#102 1912 Indian Single
The Cannonball has hosted a variety of antique motorcycling buffs from all around the world, including several riders from Europe. Ciro Nisi, an avid rider from Northern Italy, initially found out about the Motorcycle Cannonball through meetings with other local motorcycling friends. He became fascinated with the thought of tackling the exhilarating adventure and searched the Internet for more information. Eventually he found videos from the first Cannonball run in 2010 and by 2013 the enthusiastic rider decided he needed to be a part of the transcontinental expedition. He reached out to Lonnie to make plans and by the start of the 2014 race, Ciro and three of his biker friends had made their way to the starting line on the sands of Daytona Beach, Florida. It was the adventure of a lifetime. He returned again for the 2016 run and the cheerful, 53-year-old adventurist is planning for a third trip to America this September.

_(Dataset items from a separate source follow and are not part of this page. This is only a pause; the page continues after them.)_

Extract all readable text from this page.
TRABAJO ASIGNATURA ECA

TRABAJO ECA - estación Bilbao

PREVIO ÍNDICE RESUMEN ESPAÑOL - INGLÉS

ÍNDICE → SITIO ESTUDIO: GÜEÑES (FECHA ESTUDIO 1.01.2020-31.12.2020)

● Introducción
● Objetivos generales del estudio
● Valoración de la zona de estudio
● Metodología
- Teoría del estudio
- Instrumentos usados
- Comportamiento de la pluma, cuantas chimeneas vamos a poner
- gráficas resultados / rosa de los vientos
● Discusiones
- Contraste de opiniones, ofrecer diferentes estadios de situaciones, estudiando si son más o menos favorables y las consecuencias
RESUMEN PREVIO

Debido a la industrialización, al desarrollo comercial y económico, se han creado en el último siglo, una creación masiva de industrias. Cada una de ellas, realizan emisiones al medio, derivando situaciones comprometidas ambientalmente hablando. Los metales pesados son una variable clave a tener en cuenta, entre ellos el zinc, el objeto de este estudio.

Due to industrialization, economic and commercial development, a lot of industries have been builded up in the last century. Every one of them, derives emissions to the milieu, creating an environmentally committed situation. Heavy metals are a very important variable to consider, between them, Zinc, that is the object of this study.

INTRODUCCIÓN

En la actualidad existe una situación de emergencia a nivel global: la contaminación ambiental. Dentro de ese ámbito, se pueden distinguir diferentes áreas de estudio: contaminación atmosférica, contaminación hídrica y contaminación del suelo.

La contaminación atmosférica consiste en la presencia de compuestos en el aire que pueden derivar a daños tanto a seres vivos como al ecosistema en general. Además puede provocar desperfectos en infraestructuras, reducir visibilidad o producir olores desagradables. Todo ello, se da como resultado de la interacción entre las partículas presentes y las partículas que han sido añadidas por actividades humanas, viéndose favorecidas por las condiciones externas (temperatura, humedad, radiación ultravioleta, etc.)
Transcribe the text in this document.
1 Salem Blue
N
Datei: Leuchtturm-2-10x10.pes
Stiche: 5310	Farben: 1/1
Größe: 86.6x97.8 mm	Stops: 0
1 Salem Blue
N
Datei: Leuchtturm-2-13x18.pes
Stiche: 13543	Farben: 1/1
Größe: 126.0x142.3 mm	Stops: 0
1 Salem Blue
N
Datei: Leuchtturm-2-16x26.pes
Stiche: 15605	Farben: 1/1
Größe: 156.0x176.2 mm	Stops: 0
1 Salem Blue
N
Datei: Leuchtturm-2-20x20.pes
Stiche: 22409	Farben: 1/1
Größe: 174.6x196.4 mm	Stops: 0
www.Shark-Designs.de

“From the first Cannonball, I fell in love with your country. I met great people and I made real friendships with all the staff and riders. All the participants have always helped me with the language and they have welcomed me like a brother,” Ciro shared. “My daughter came with me last time, and I hope she can come again this year.”
In each of his prior runs, Ciro has arrived stateside with a different motorcycle and will do so again this fall when he lines up in Portland, Maine, on a 1919 Harley-Davidson J Model. “Since I was 25 years old, I have collected old motorcycles from all over the world. I have had my unrestored J Model for five years, but it arrived in Europe in 1972.”
On his first Cannonball across the United States, the avid collector rode a 1924 Moto Guzzi from Florida to Washington. During the second expedition, the Cannonball’s 2016 Century Race, he conquered 2,374 miles across America on a 1912 Indian Single. The route took riders from New Jersey to California and for Ciro, many of the miles were on foot as he walked alongside his ancient machine during the more difficult terrain, which including miles of wretched weather when he was soaked to the bone during rain storms or sweating through the heat of the Western states. Still, the intrepid warrior soldiered on with a smile. We hope his 2018 adventure will be a bit less strenuous. With the additional seven years of modern technology with his 1919 Harley-Davidson, we anticipate a lot less walking in his future.